AVON, OHIO — Like most employers these days, Steven M. Began faces a major challenge in finding and keeping good workers. But unlike many of his corporate colleagues, Began has found an answer to the challenge by aggressively pursuing an often-overlooked category of workers: the disabled.
Began is president of Avon-based Polycase, an injection molder of plastic enclosures for electronics products. Of Polycase's 40 employees, about one-third have some type of disability, Began said. Relatively inexpensive accommodations in the workplace have helped disabled workers become productive, valuable employees, he said.
The commitment to hiring disabled employees began about 21/2 years ago when Polycase started to feel the effects of the labor crunch. Began then contacted a representative of the Ohio Rehabilitation Services Commission, who put him in touch with a pool of disabled workers eager to establish themselves in the workplace.
"[The disabled workers] are major contributors to the company," Began said. "If someone has a disability but a positive attitude, you work around the disability. The ORSC is the first place I look when I am expanding, or any time I have a job opening. The bottom line is finding people who contribute.

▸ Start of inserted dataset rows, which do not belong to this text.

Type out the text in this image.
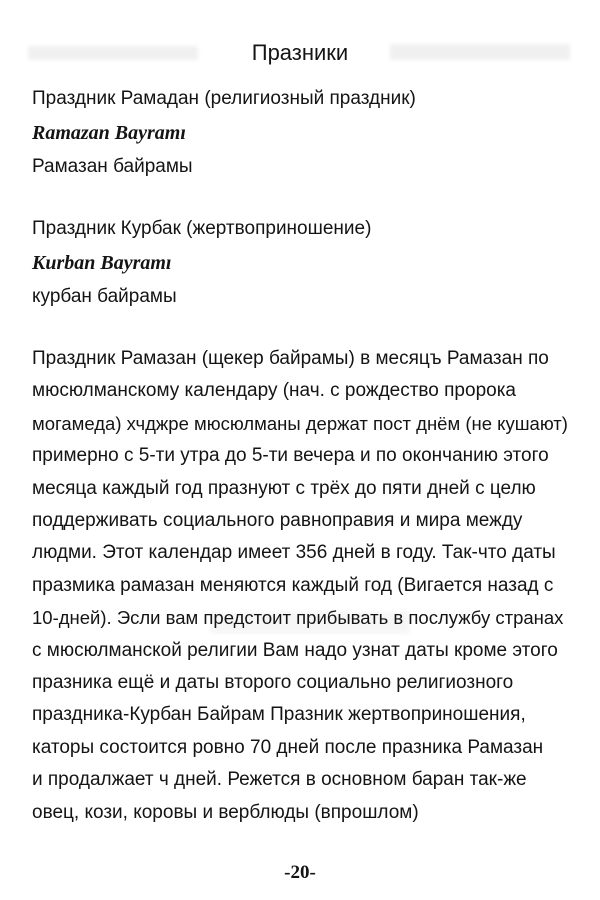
Празники
Праздник Рамадан (религиозный праздник)
Ramazan Bayramı
Рамазан байрамы
Праздник Курбак (жертвоприношение)
Kurban Bayramı
курбан байрамы
Праздник Рамазан (щекер байрамы) в месяцъ Рамазан по
мюсюлманскому календару (нач. с рождество пророка
могамеда) хчджре мюсюлманы держат пост днём (не кушают)
примерно с 5-ти утра до 5-ти вечера и по окончанию этого
месяца каждый год празнуют с трёх до пяти дней с целю
поддерживать социального равноправия и мира между
людми. Этот календар имеет 356 дней в году. Так-что даты
празмика рамазан меняются каждый год (Вигается назад с
10-дней). Эсли вам предстоит прибывать в послужбу странах
с мюсюлманской религии Вам надо узнат даты кроме этого
празника ещё и даты второго социально религиозного
праздника-Курбан Байрам Празник жертвоприношения,
каторы состоится ровно 70 дней после празника Рамазан
и продалжает ч дней. Режется в основном баран так-же
овец, кози, коровы и верблюды (впрошлом)
-20-
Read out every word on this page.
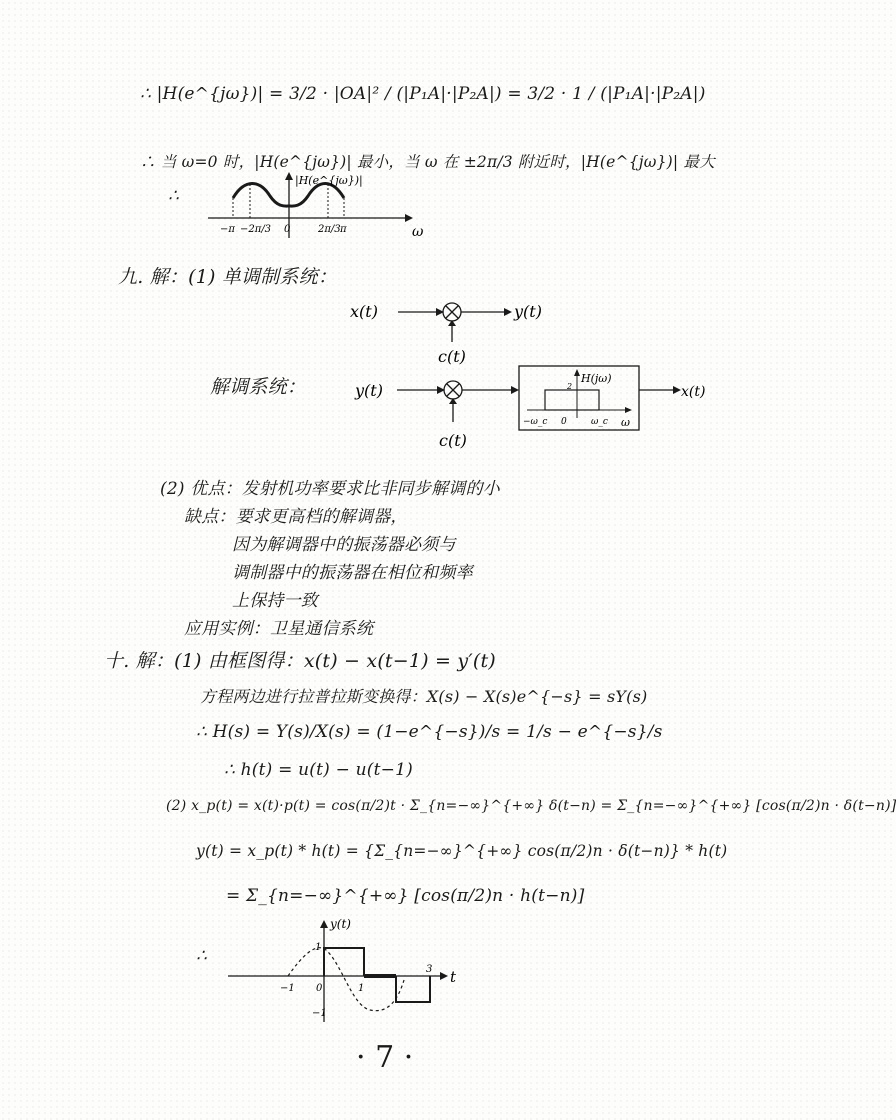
∴ |H(e^{jω})| = 3/2 · |OA|² / (|P₁A|·|P₂A|) = 3/2 · 1 / (|P₁A|·|P₂A|)
∴ 当 ω=0 时，|H(e^{jω})| 最小，当 ω 在 ±2π/3 附近时，|H(e^{jω})| 最大
|H(e^{jω})|
ω
−π −2π/3 0	2π/3 π
∴
九. 解：(1) 单调制系统：
x(t)	y(t)
c(t)
解调系统：	y(t)
c(t)
H(jω)
2
−ω_c 0	ω_c ω
x(t)
(2) 优点：发射机功率要求比非同步解调的小
缺点：要求更高档的解调器，
因为解调器中的振荡器必须与
调制器中的振荡器在相位和频率
上保持一致
应用实例：卫星通信系统
十. 解：(1) 由框图得：x(t) − x(t−1) = y′(t)
方程两边进行拉普拉斯变换得：X(s) − X(s)e^{−s} = sY(s)
∴ H(s) = Y(s)/X(s) = (1−e^{−s})/s = 1/s − e^{−s}/s
∴ h(t) = u(t) − u(t−1)
(2) x_p(t) = x(t)·p(t) = cos(π/2)t · Σ_{n=−∞}^{+∞} δ(t−n) = Σ_{n=−∞}^{+∞} [cos(π/2)n · δ(t−n)]
y(t) = x_p(t) * h(t) = {Σ_{n=−∞}^{+∞} cos(π/2)n · δ(t−n)} * h(t)
= Σ_{n=−∞}^{+∞} [cos(π/2)n · h(t−n)]
y(t)
t
−1 0	1
3
1
−1
∴
· 7 ·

My business has grown because of the quality of the people who work here."
Began said that contrary to the impression of some business owners, the cost of accommodations for disabled workers has been small, particularly in comparison with the productivity the workers have brought to the company.
For instance, he said the company made modest expenditures on a device to help a man in a wheelchair move from a sitting to a standing position so he could perform his job, and on a high-intensity assembly lamp for an employee who is legally blind.

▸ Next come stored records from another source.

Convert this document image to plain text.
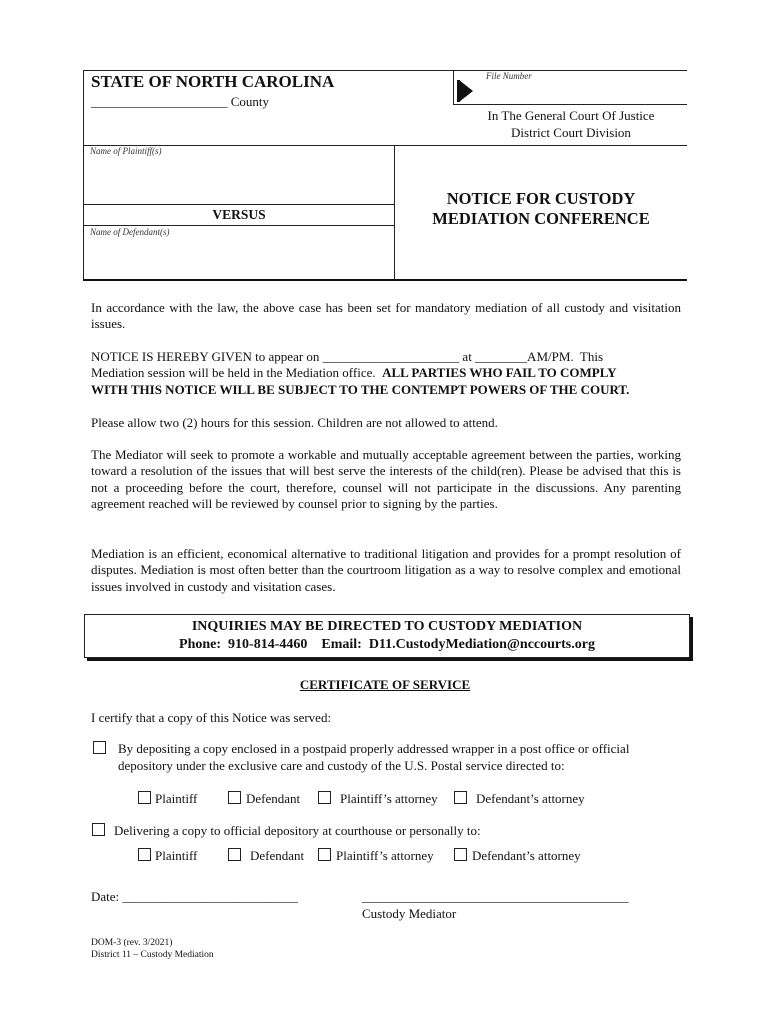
STATE OF NORTH CAROLINA
_____________________ County
File Number
In The General Court Of Justice
District Court Division
Name of Plaintiff(s)
VERSUS
Name of Defendant(s)
NOTICE FOR CUSTODY
MEDIATION CONFERENCE
In accordance with the law, the above case has been set for mandatory mediation of all custody and visitation issues.
NOTICE IS HEREBY GIVEN to appear on _____________________ at ________AM/PM.  This
Mediation session will be held in the Mediation office.  ALL PARTIES WHO FAIL TO COMPLY
WITH THIS NOTICE WILL BE SUBJECT TO THE CONTEMPT POWERS OF THE COURT.
Please allow two (2) hours for this session. Children are not allowed to attend.
The Mediator will seek to promote a workable and mutually acceptable agreement between the parties, working toward a resolution of the issues that will best serve the interests of the child(ren). Please be advised that this is not a proceeding before the court, therefore, counsel will not participate in the discussions. Any parenting agreement reached will be reviewed by counsel prior to signing by the parties.
Mediation is an efficient, economical alternative to traditional litigation and provides for a prompt resolution of disputes. Mediation is most often better than the courtroom litigation as a way to resolve complex and emotional issues involved in custody and visitation cases.
INQUIRIES MAY BE DIRECTED TO CUSTODY MEDIATION
Phone:  910-814-4460    Email:  D11.CustodyMediation@nccourts.org
CERTIFICATE OF SERVICE
I certify that a copy of this Notice was served:
By depositing a copy enclosed in a postpaid properly addressed wrapper in a post office or official
depository under the exclusive care and custody of the U.S. Postal service directed to:
Plaintiff	Defendant	Plaintiff’s attorney	Defendant’s attorney
Delivering a copy to official depository at courthouse or personally to:
Plaintiff	Defendant Plaintiff’s attorney	Defendant’s attorney
Date: ___________________________	_________________________________________
Custody Mediator
DOM-3 (rev. 3/2021)
District 11 – Custody Mediation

Returning disabled people to work still is a major challenge. The Equal Employment Opportunity Commission estimates that despite the robust economy, about 70 percent of people with disabilities are unemployed.

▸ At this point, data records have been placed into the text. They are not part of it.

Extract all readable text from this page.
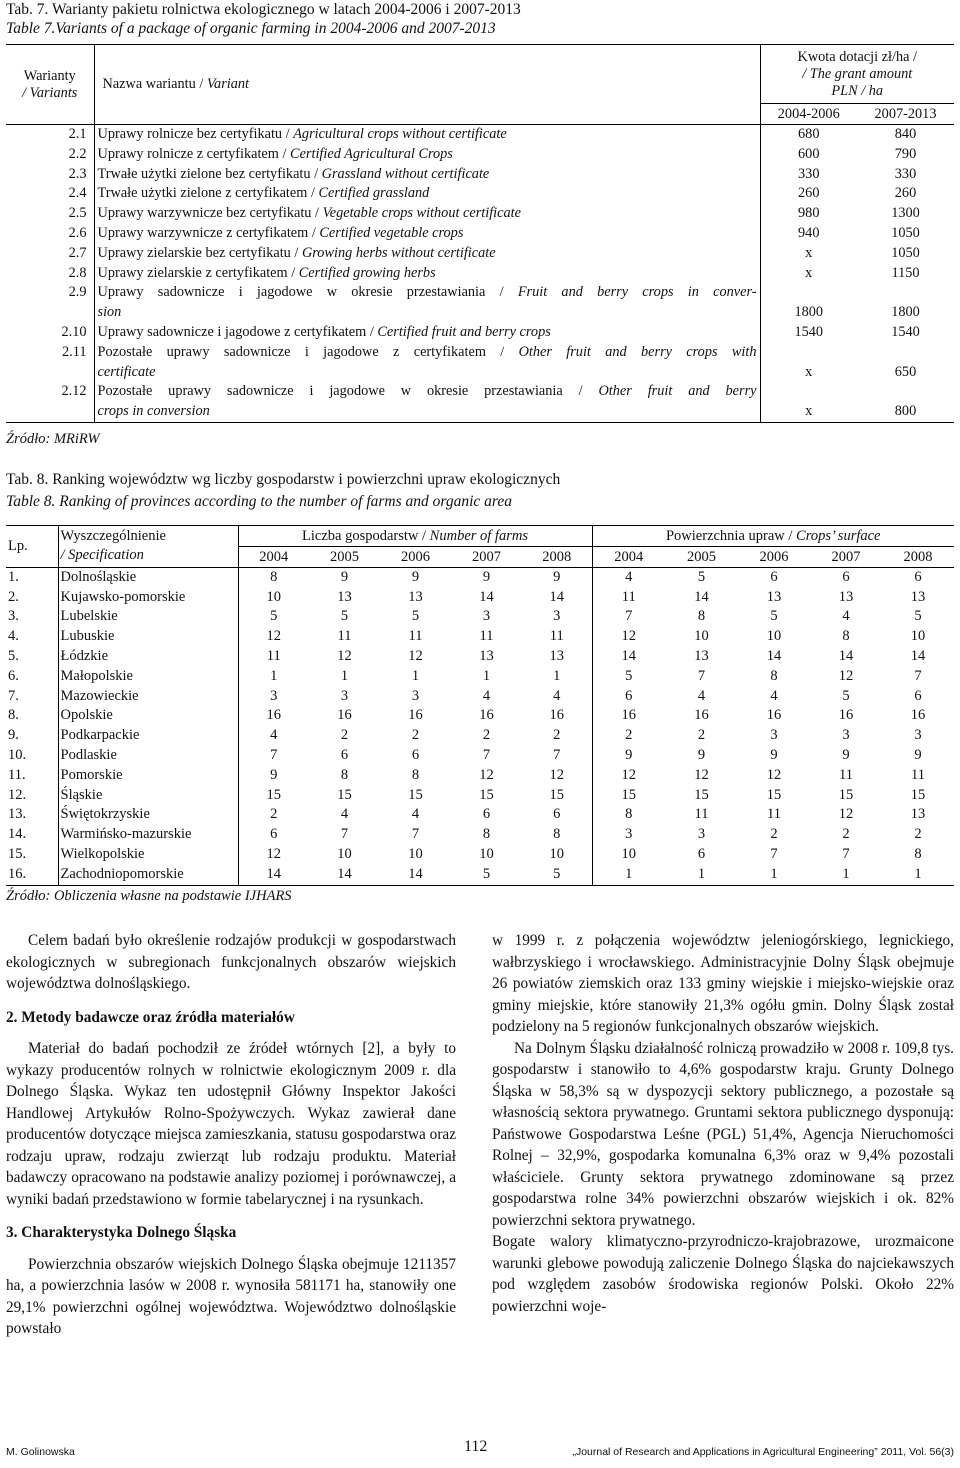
Tab. 7. Warianty pakietu rolnictwa ekologicznego w latach 2004-2006 i 2007-2013
Table 7.Variants of a package of organic farming in 2004-2006 and 2007-2013
Warianty
/ Variants	Nazwa wariantu / Variant	Kwota dotacji zł/ha /
/ The grant amount
PLN / ha	
		2004-2006	2007-2013
2.1	Uprawy rolnicze bez certyfikatu / Agricultural crops without certificate	680	840
2.2	Uprawy rolnicze z certyfikatem / Certified Agricultural Crops	600	790
2.3	Trwałe użytki zielone bez certyfikatu / Grassland without certificate	330	330
2.4	Trwałe użytki zielone z certyfikatem / Certified grassland	260	260
2.5	Uprawy warzywnicze bez certyfikatu / Vegetable crops without certificate	980	1300
2.6	Uprawy warzywnicze z certyfikatem / Certified vegetable crops	940	1050
2.7	Uprawy zielarskie bez certyfikatu / Growing herbs without certificate	x	1050
2.8	Uprawy zielarskie z certyfikatem / Certified growing herbs	x	1150
2.9	Uprawy sadownicze i jagodowe w okresie przestawiania / Fruit and berry crops in conver-	1800	1800
	sion		
2.10	Uprawy sadownicze i jagodowe z certyfikatem / Certified fruit and berry crops	1540	1540
2.11	Pozostałe uprawy sadownicze i jagodowe z certyfikatem / Other fruit and berry crops with	x	650
	certificate		
2.12	Pozostałe uprawy sadownicze i jagodowe w okresie przestawiania / Other fruit and berry	x	800
	crops in conversion		
Źródło: MRiRW
Tab. 8. Ranking województw wg liczby gospodarstw i powierzchni upraw ekologicznych
Table 8. Ranking of provinces according to the number of farms and organic area
Lp.	Wyszczególnienie
/ Specification	Liczba gospodarstw / Number of farms					Powierzchnia upraw / Crops’ surface				
		2004	2005	2006	2007	2008	2004	2005	2006	2007	2008
1.	Dolnośląskie	8	9	9	9	9	4	5	6	6	6
2.	Kujawsko-pomorskie	10	13	13	14	14	11	14	13	13	13
3.	Lubelskie	5	5	5	3	3	7	8	5	4	5
4.	Lubuskie	12	11	11	11	11	12	10	10	8	10
5.	Łódzkie	11	12	12	13	13	14	13	14	14	14
6.	Małopolskie	1	1	1	1	1	5	7	8	12	7
7.	Mazowieckie	3	3	3	4	4	6	4	4	5	6
8.	Opolskie	16	16	16	16	16	16	16	16	16	16
9.	Podkarpackie	4	2	2	2	2	2	2	3	3	3
10.	Podlaskie	7	6	6	7	7	9	9	9	9	9
11.	Pomorskie	9	8	8	12	12	12	12	12	11	11
12.	Śląskie	15	15	15	15	15	15	15	15	15	15
13.	Świętokrzyskie	2	4	4	6	6	8	11	11	12	13
14.	Warmińsko-mazurskie	6	7	7	8	8	3	3	2	2	2
15.	Wielkopolskie	12	10	10	10	10	10	6	7	7	8
16.	Zachodniopomorskie	14	14	14	5	5	1	1	1	1	1
Źródło: Obliczenia własne na podstawie IJHARS

Celem badań było określenie rodzajów produkcji w gospodarstwach ekologicznych w subregionach funkcjonalnych obszarów wiejskich województwa dolnośląskiego.

2. Metody badawcze oraz źródła materiałów

Materiał do badań pochodził ze źródeł wtórnych [2], a były to wykazy producentów rolnych w rolnictwie ekologicznym 2009 r. dla Dolnego Śląska. Wykaz ten udostępnił Główny Inspektor Jakości Handlowej Artykułów Rolno-Spożywczych. Wykaz zawierał dane producentów dotyczące miejsca zamieszkania, statusu gospodarstwa oraz rodzaju upraw, rodzaju zwierząt lub rodzaju produktu. Materiał badawczy opracowano na podstawie analizy poziomej i porównawczej, a wyniki badań przedstawiono w formie tabelarycznej i na rysunkach.

3. Charakterystyka Dolnego Śląska

Powierzchnia obszarów wiejskich Dolnego Śląska obejmuje 1211357 ha, a powierzchnia lasów w 2008 r. wynosiła 581171 ha, stanowiły one 29,1% powierzchni ogólnej województwa. Województwo dolnośląskie powstało

w 1999 r. z połączenia województw jeleniogórskiego, legnickiego, wałbrzyskiego i wrocławskiego. Administracyjnie Dolny Śląsk obejmuje 26 powiatów ziemskich oraz 133 gminy wiejskie i miejsko-wiejskie oraz gminy miejskie, które stanowiły 21,3% ogółu gmin. Dolny Śląsk został podzielony na 5 regionów funkcjonalnych obszarów wiejskich.

Na Dolnym Śląsku działalność rolniczą prowadziło w 2008 r. 109,8 tys. gospodarstw i stanowiło to 4,6% gospodarstw kraju. Grunty Dolnego Śląska w 58,3% są w dyspozycji sektory publicznego, a pozostałe są własnością sektora prywatnego. Gruntami sektora publicznego dysponują: Państwowe Gospodarstwa Leśne (PGL) 51,4%, Agencja Nieruchomości Rolnej – 32,9%, gospodarka komunalna 6,3% oraz w 9,4% pozostali właściciele. Grunty sektora prywatnego zdominowane są przez gospodarstwa rolne 34% powierzchni obszarów wiejskich i ok. 82% powierzchni sektora prywatnego.

Bogate walory klimatyczno-przyrodniczo-krajobrazowe, urozmaicone warunki glebowe powodują zaliczenie Dolnego Śląska do najciekawszych pod względem zasobów środowiska regionów Polski. Około 22% powierzchni woje-

M. Golinowska	112	„Journal of Research and Applications in Agricultural Engineering” 2011, Vol. 56(3)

There are some signs of progress. In a survey last spring by the Society for Human Resource Management, 75 percent of 813 human resources executives said their companies had changed their recruiting, pre-employment screening, testing and orientation procedures since passage in 1990 of the Americans with Disabilities Act. More than half of the respondents said their employers have made accommodations such as installing large-screen computers for workers with poor eyesight.
Under the ADA, employers with 15 or more workers must provide "reasonable accommodations" to disabled workers and cannot discriminate against disabled job applicants.